Debt inflows have also been robust with corporates searching for low cost loans to replace the costlier Indian debt they have borrowed abroad liberally.

Consequently, the central bank has been quietly buying dollars which has helped the rupee value remain stable.

The Indian currency to the dollar is around Rs 73.80 now, compared to Rs 75.42 on March-end, this year.

“Any central bank would follow such a policy. However, there are limits to being able to stave off a rise in the value of your currency by buying other hard currencies. At some stage the market can gain the power to beat off such interventions,” said Sanjay Bhattarayya, former managing director of SBI.

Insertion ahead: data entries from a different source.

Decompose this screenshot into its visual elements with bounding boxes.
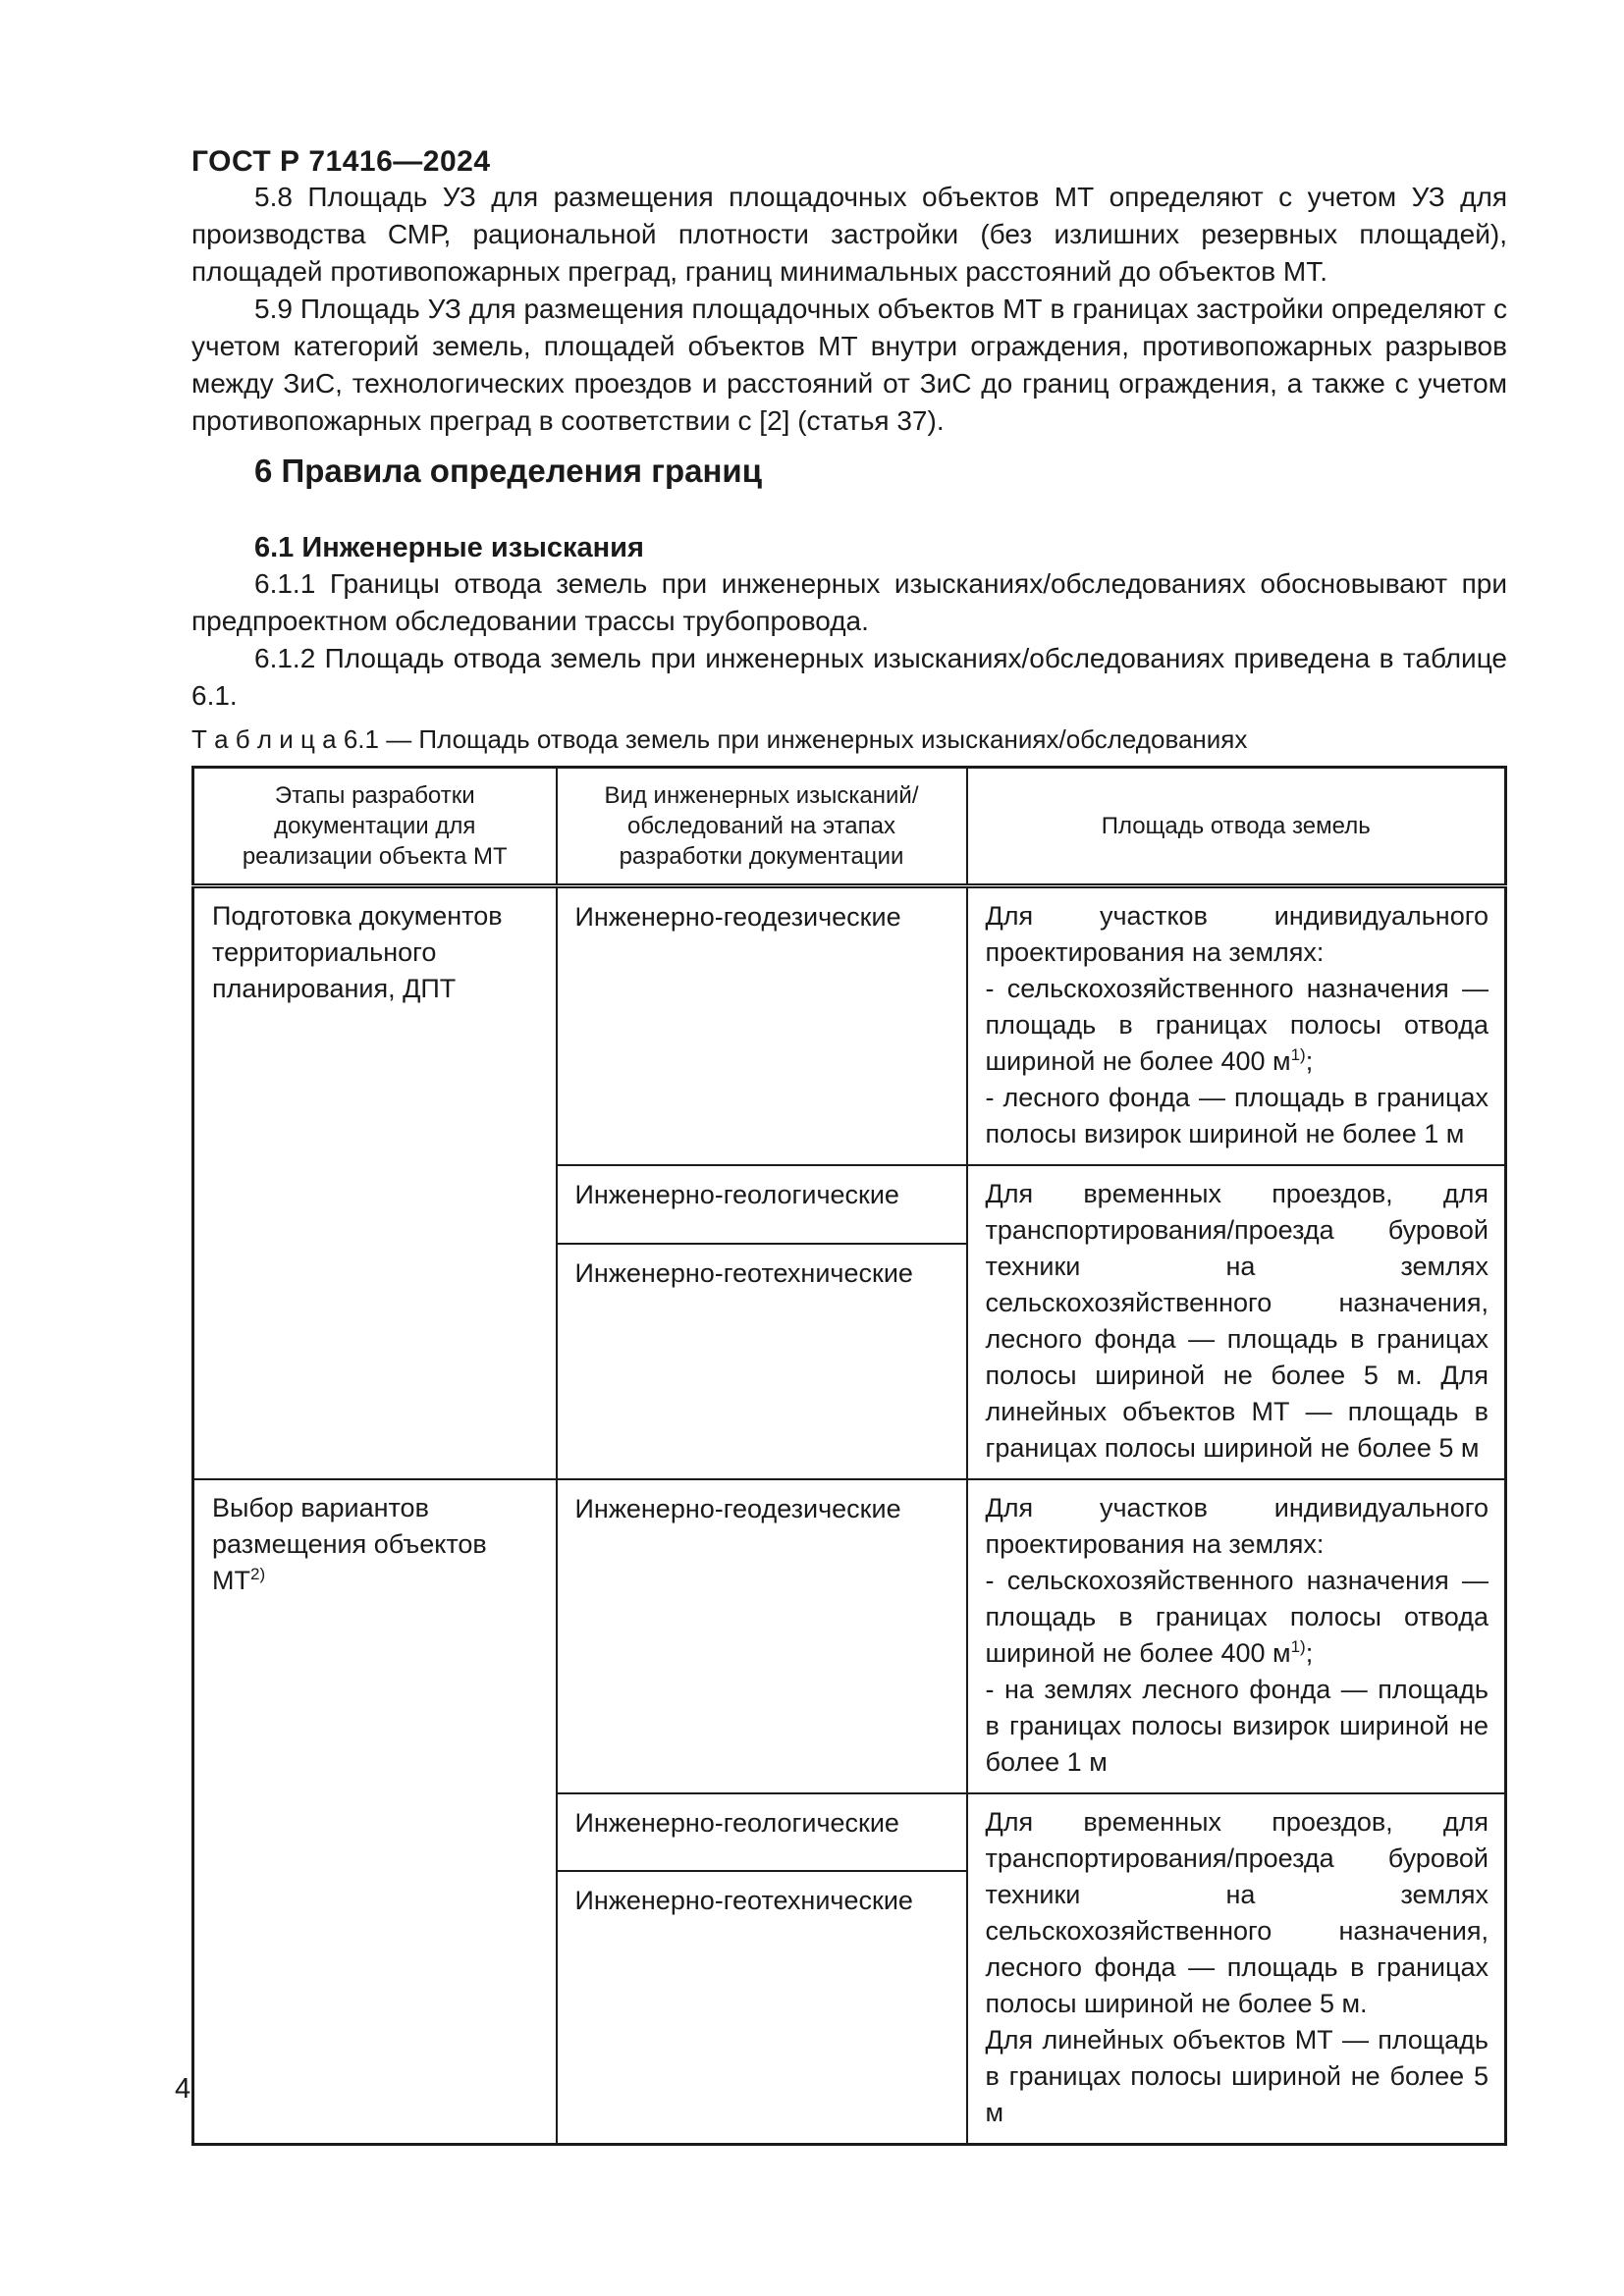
running-header: ГОСТ Р 71416—2024: [191, 145, 491, 178]
area-text-line: Для линейных объектов МТ — площадь в границах полосы шириной не более 5 м: [985, 2025, 1489, 2127]
col-header-stages: [193, 768, 557, 886]
stage-line: территориального: [212, 937, 437, 967]
stage-cell-dpt: [193, 886, 557, 1480]
area-text-segment: ;: [1305, 1638, 1314, 1668]
area-text-line: - лесного фонда — площадь в границах полосы визирок шириной не более 1 м: [985, 1083, 1489, 1148]
footnote-ref-1: 1): [1290, 1045, 1306, 1064]
area-text-segment: - сельскохозяйственного назначения — площадь в границах полосы отвода шириной не более 400 м: [985, 974, 1489, 1076]
area-text-segment: - сельскохозяйственного назначения — площадь в границах полосы отвода шириной не более 400 м: [985, 1566, 1489, 1668]
survey-label: Инженерно-геотехнические: [574, 1258, 913, 1288]
col-header-area-label: Площадь отвода земель: [1101, 813, 1371, 839]
survey-cell-geotechnical: [557, 1244, 967, 1479]
survey-label: Инженерно-геотехнические: [574, 1885, 913, 1915]
stage-line: планирования, ДПТ: [212, 974, 457, 1003]
table-6-1: [191, 766, 1507, 2146]
section-heading-6: 6 Правила определения границ: [254, 453, 762, 489]
stage-line: Выбор вариантов: [212, 1493, 429, 1522]
table-caption: Т а б л и ц а 6.1 — Площадь отвода земель при инженерных изысканиях/обследованиях: [191, 724, 1248, 754]
area-text-line: [986, 971, 1489, 1080]
area-cell-individual-design: [967, 886, 1506, 1166]
area-text-segment: ;: [1305, 1046, 1314, 1076]
stage-line: [212, 1526, 540, 1599]
survey-cell-geotechnical: [557, 1871, 967, 2145]
area-cell-temporary-roads: [967, 1793, 1506, 2145]
area-cell-temporary-roads: [967, 1165, 1506, 1479]
col-header-stages-label: Этапы разработки документации для реализации объекта МТ: [242, 782, 508, 870]
page-number: 4: [175, 2073, 191, 2105]
area-text-line: Для участков индивидуального проектирования на землях:: [985, 1493, 1489, 1559]
survey-label: Инженерно-геодезические: [574, 902, 901, 932]
paragraph-6-1-1: 6.1.1 Границы отвода земель при инженерных изысканиях/обследованиях обосновывают при предпроектном обследовании трассы трубопровода.: [191, 568, 1507, 636]
stage-line-text: размещения объектов МТ: [212, 1529, 487, 1595]
survey-cell-geodetic: [557, 1479, 967, 1793]
footnote-ref-1: 1): [1290, 1637, 1306, 1656]
section-heading-6-1: 6.1 Инженерные изыскания: [254, 532, 644, 563]
survey-label: Инженерно-геологические: [574, 1808, 899, 1838]
paragraph-6-1-2: 6.1.2 Площадь отвода земель при инженерных изысканиях/обследованиях приведена в таблице 6.1.: [191, 643, 1507, 711]
area-text-line: [986, 1563, 1489, 1672]
stage-line: Подготовка документов: [212, 901, 503, 931]
stage-cell-variant-selection: [193, 1479, 557, 2145]
survey-label: Инженерно-геологические: [574, 1180, 899, 1209]
area-cell-individual-design: [967, 1479, 1506, 1793]
area-text-line: - на землях лесного фонда — площадь в границах полосы визирок шириной не более 1 м: [985, 1675, 1489, 1777]
survey-cell-geodetic: [557, 886, 967, 1166]
survey-cell-geological: [557, 1165, 967, 1244]
area-text-line: Для временных проездов, для транспортирования/проезда буровой техники на землях сельскохозяйственного назначения, лесного фонда — площадь в границах полосы шириной не более 5 м.: [985, 1807, 1489, 2018]
table-row: [193, 886, 1506, 1166]
footnote-ref-2: 2): [249, 1565, 266, 1583]
survey-cell-geological: [557, 1793, 967, 1871]
survey-label: Инженерно-геодезические: [574, 1494, 901, 1523]
table-header-row: [193, 768, 1506, 886]
page-content: [191, 145, 1507, 2146]
col-header-survey-type-label: Вид инженерных изысканий/обследований на этапах разработки документации: [604, 782, 919, 870]
paragraph-5-9: 5.9 Площадь УЗ для размещения площадочных объектов МТ в границах застройки определяют с учетом категорий земель, площадей объектов МТ внутри ограждения, противопожарных разрывов между ЗиС, технологических проездов и расстояний от ЗиС до границ ограждения, а также с учетом противопожарных преград в соответствии с [2] (статья 37).: [191, 294, 1507, 436]
area-text-line: Для участков индивидуального проектирования на землях:: [985, 901, 1489, 967]
paragraph-5-8: 5.8 Площадь УЗ для размещения площадочных объектов МТ определяют с учетом УЗ для производства СМР, рациональной плотности застройки (без излишних резервных площадей), площадей противопожарных преград, границ минимальных расстояний до объектов МТ.: [191, 182, 1507, 287]
table-row: [193, 1479, 1506, 1793]
col-header-area: [967, 768, 1506, 886]
col-header-survey-type: [557, 768, 967, 886]
area-text-line: Для временных проездов, для транспортирования/проезда буровой техники на землях сельскохозяйственного назначения, лесного фонда — площадь в границах полосы шириной не более 5 м. Для линейных объектов МТ — площадь в границах полосы шириной не более 5 м: [985, 1179, 1489, 1463]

Some $10 trillion plus of new money have been issued by G20 central banks to tide over the Covid crisis.

This could swirl through the global money market and eventually head towards emerging market economies which offer better returns compared to Western banks.

“If more short term funds flowed into India, we would have trouble. The rupee could strengthen making us more uncompetitive compared to peers,” admitted North bloc officials.